L.A. community leaders react to appointment of Rabbi Noah Farkas as Federation CEO
Rabbi Noah Farkas will become the next president and chief executive officer of the Jewish Federation of Greater Los Angeles.
The Federation made the announcement in an email Wednesday.
Farkas, 41, is currently serving at Valley Beth Shalom, the largest Jewish congregation in the San Fernando Valley. He previously worked as a rabbi at Congregation Beth Israel in Gulfport, Mississippi, helping to rejuvenate Jewish communities in the Gulf Coast after Hurricane Katrina.
During his time at Valley Beth Shalom, Farkas focused on improving synagogue life through social action and mental health initiatives.
“Noah represents the future of our Jewish community,” said Janice Kamenir-Reznik, a congregant of Valley Beth Shalom and co-founder of Jewish World Watch and Jews United for Democracy & Justice. “He will surely attract a whole new generation of young LA Jews into the Federation family and provide them opportunities to engage in community affairs and contemporary issues through a Jewish lens and under the Federation umbrella,” she added.
Farkas has dedicated much of his work to combatting homelessness in Los Angeles County. Farkas helped build the largest housing coalition in L.A. history in order to pass legislation that allocated $5 billion for housing and services for the homeless. He is an appointed commissioner and former chairperson of the Los Angeles Homelessness Services Authority.
“The solutions have to do more with poverty, racial disparity, the lack of housing and continuum of care than they do specifically with homelessness itself,” said Farkas in a Dec. 15, 2020 Forward Zoom forum on L.A. homelessness.
Regarding this work, Jessie Kornberg, president and chief executive officer of the Skirball Cultural Center, shared that this new role “can be a source of optimism and forward-thinking not just for Rabbi Farkas and our Jewish Community, but hopefully all of Los Angeles.”

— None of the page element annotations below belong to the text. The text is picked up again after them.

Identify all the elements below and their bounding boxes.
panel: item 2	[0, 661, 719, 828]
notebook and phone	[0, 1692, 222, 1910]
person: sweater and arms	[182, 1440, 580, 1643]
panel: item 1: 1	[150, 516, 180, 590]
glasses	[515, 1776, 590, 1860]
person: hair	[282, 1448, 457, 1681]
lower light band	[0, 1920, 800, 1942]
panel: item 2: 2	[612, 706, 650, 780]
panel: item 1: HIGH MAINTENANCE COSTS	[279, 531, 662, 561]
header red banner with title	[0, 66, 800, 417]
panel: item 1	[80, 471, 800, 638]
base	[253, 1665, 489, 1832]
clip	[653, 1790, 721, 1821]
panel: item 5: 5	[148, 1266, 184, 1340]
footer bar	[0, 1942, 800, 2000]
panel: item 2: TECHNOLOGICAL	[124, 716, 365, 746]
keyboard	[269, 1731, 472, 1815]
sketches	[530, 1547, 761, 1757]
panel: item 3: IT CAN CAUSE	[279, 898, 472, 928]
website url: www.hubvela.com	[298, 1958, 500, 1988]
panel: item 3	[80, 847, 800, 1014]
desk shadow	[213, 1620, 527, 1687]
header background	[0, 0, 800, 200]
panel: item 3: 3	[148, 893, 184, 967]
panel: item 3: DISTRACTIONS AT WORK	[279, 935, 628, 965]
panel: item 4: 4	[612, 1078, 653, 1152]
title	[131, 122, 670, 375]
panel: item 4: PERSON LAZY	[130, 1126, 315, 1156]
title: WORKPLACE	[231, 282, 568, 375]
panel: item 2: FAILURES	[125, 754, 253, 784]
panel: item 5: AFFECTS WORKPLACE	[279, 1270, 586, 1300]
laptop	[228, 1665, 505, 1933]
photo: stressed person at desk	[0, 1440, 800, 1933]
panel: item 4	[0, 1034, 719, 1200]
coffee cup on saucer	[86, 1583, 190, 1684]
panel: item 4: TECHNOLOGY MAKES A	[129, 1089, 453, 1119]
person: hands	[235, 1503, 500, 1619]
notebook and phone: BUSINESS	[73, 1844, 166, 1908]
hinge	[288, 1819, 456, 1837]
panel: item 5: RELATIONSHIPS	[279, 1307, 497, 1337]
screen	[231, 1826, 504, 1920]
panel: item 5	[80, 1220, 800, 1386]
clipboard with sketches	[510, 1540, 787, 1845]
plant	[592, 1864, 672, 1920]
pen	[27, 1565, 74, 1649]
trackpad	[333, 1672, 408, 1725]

She remembers hearing Rabbi Farkas speak about his passion to eradicate homelessness when the two of them were invited to speak at the Federation’s annual community seder.
“His remarks were a call to act with greater urgency and compassion to eradicate homelessness in Los Angeles,” she said, adding that homelessness in L.A. has grown more dire since that speech.
But Rabbi Farkas’ new position gives her hope. “This new leadership role will continue to afford Rabbi Farkas opportunities to engagement the Jewish community to work to end homelessness in Los Angeles,” Kornberg said.
Farkas also writes a weekly commentary, Torah from Within, where he offers his modern takes on the weekly Torah portion and is a frequent contributor to the Forward.
“If we want to unite this country, we need to resurface the idea of a durable belief in the transcendent that does not take us out of our world, but thrusts us back in,” he wrote in the Forward following the inauguration of President Joe Biden. “A politician, no matter how skilled, can only work on body politic. It is up to us to the rest of us to work on our souls.”
“Rabbi Farkas is special in that he combines incredible passion and vision for strengthening the Jewish community with a deep commitment to Tikkun Olam and civic affairs. He’s also one of the few Rabbis I’ve met who can offer thoughtful spiritual guidance and good political advice, often at the same time,” said California State Assemblyman Jesse Gabriel.
Rabbi Farkas was one of the first people Gabriel sought advice from when he ran for office in 2018, and when Gabriel was sworn in, Rabbi Farkas was there to deliver the invocation.
In 2016, the Forward named Farkas as one of “America’s Most Inspiring Rabbis.”
Rabbi Yoshi Zweiback, the senior rabbi at Stephen S. Wise Temple, said Farkas, “is a fantastic colleague and exceptional leader – smart, creative, warm and – most important of all – a world-class mensch.”
In addition to his pulpit duties, Farkas launched the Seminary Leadership Project which trains Jewish clergy nationwide to create social change through the JOIN for Justice organization, where he also serves as a board member.
“Noah is an enormously talented leader who combines a reasoned and principled approach to address the greatest needs facing our community with a heart and soul that is committed to the welfare and safety of the Jewish people,” Federation chair Albert Praw said in the press release.
Farkas, who is on vacation and not immediately available for comment, said in the press release that the Federation is “uniquely positioned to foster a flourishing Jewish community.”
Farkas, who lives in Encino with his wife Sarah and their four children, is set to begin his new role in January 2022, replacing outgoing president and chief executive officer Jay Sanderson.